The account was proved and established to belong to Eastern even if it was deposited in the names of
Lim and Velasco. As the real creditor of the bank, Eastern has the right to withdraw it or to demand
payment thereof. BPI cannot be relieved of its duty to pay Eastern simply because it already allowed the
heirs of Velasco to withdraw the whole balance of the account. The petitioner should not have allowed
such withdrawal because it had admitted in the Holdout Agreement the questioned ownership of the
money deposited in the account.
Because the ownership of the deposit remained undetermined, BPI, as the debtor with respect thereto,
had no right to pay to persons other than those in whose favor the obligation was constituted or whose
right or authority to receive payment is indisputable. The payment of the money deposited with BPI that
will extinguish its obligation to the creditor-depositor is payment to the person of the creditor or to one
authorized by him or by the law to receive it.

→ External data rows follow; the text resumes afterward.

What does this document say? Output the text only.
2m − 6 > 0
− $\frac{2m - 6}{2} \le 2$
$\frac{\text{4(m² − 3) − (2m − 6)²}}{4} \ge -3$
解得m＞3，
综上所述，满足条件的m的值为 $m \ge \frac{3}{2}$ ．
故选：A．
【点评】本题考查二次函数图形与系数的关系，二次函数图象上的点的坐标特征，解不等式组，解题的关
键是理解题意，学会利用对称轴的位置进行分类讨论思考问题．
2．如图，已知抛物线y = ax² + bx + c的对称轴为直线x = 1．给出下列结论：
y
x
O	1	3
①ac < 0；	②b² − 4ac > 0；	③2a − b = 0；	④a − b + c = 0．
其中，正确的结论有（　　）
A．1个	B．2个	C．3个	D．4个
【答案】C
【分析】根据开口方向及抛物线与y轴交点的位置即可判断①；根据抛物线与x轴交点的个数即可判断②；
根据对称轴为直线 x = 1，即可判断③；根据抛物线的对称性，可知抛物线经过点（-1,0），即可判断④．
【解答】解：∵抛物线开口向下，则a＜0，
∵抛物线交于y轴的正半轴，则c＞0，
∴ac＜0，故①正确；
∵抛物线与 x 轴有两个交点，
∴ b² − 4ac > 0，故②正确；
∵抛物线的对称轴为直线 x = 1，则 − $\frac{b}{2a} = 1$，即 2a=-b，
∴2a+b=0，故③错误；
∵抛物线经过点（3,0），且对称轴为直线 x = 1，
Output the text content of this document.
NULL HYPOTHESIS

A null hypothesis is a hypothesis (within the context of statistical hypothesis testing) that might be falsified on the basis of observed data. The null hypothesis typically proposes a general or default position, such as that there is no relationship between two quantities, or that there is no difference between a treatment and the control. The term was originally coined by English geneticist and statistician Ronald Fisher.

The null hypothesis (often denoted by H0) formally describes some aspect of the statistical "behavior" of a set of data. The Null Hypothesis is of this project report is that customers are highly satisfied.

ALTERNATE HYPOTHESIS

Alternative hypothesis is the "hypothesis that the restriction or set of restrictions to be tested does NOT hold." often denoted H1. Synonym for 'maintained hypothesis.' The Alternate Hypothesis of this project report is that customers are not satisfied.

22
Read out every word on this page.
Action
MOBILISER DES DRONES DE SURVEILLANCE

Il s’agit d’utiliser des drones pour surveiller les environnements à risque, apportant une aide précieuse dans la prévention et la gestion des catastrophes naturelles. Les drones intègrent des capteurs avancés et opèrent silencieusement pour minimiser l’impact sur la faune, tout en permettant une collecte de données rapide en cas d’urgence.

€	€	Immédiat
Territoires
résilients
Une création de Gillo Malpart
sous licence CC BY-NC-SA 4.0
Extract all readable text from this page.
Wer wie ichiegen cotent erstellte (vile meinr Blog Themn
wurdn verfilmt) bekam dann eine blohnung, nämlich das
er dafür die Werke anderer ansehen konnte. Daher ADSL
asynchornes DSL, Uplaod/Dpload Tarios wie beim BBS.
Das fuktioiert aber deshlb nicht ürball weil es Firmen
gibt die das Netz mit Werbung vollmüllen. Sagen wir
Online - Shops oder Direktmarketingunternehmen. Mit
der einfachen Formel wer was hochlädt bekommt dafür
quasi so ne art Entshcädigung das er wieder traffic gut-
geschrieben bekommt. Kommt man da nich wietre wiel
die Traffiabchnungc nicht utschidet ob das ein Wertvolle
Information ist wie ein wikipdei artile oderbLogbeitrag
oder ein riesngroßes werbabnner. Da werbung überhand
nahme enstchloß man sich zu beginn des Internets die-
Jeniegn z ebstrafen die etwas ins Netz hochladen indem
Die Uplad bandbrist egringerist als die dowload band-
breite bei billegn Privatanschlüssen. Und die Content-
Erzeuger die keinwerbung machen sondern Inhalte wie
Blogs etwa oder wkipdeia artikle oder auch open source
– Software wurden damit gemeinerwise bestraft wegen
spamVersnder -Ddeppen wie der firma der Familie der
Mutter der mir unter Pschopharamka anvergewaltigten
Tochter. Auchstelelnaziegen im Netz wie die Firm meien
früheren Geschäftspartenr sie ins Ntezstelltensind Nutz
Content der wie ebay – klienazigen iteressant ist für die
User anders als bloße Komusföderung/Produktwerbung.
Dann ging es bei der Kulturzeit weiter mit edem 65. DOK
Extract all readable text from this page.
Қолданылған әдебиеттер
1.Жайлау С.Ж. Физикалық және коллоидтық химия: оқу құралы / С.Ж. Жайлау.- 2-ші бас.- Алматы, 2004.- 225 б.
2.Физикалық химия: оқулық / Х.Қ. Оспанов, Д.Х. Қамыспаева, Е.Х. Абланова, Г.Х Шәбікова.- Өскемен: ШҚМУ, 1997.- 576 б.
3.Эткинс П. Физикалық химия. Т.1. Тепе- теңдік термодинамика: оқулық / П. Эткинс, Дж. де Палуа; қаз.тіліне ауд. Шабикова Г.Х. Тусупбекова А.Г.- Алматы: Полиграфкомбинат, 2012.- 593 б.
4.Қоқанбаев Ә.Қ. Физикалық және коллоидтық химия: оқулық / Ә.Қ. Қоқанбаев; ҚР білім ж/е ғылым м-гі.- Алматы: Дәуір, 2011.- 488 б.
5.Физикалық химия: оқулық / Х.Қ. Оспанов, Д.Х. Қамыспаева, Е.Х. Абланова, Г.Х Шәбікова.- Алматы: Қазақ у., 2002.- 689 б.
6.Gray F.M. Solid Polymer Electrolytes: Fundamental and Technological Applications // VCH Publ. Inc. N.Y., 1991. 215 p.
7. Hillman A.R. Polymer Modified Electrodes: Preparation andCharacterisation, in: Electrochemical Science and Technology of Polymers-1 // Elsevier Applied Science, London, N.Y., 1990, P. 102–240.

WHEREFORE, the instant petition is partly GRANTED. The challenged amended decision in CA-G.R. CV
No. 25735 is hereby MODIFIED. As modified:
(1) Private respondents are ordered to pay the petitioner the promissory note for
P73,000.00 with interest at:
(a) 14% per annum on the principal, computed from
18 August 1978 until payment;
(b) 12% per annum on the interest which had accrued up to the date of
the filing of the complaint, computed from that date until payment
pursuant to Article 2212 of the Civil Code.
(2) The award of P331,264.44 in favor of the private respondents shall bear interest at
the rate of 12% per annum computed from the filing of the counterclaim.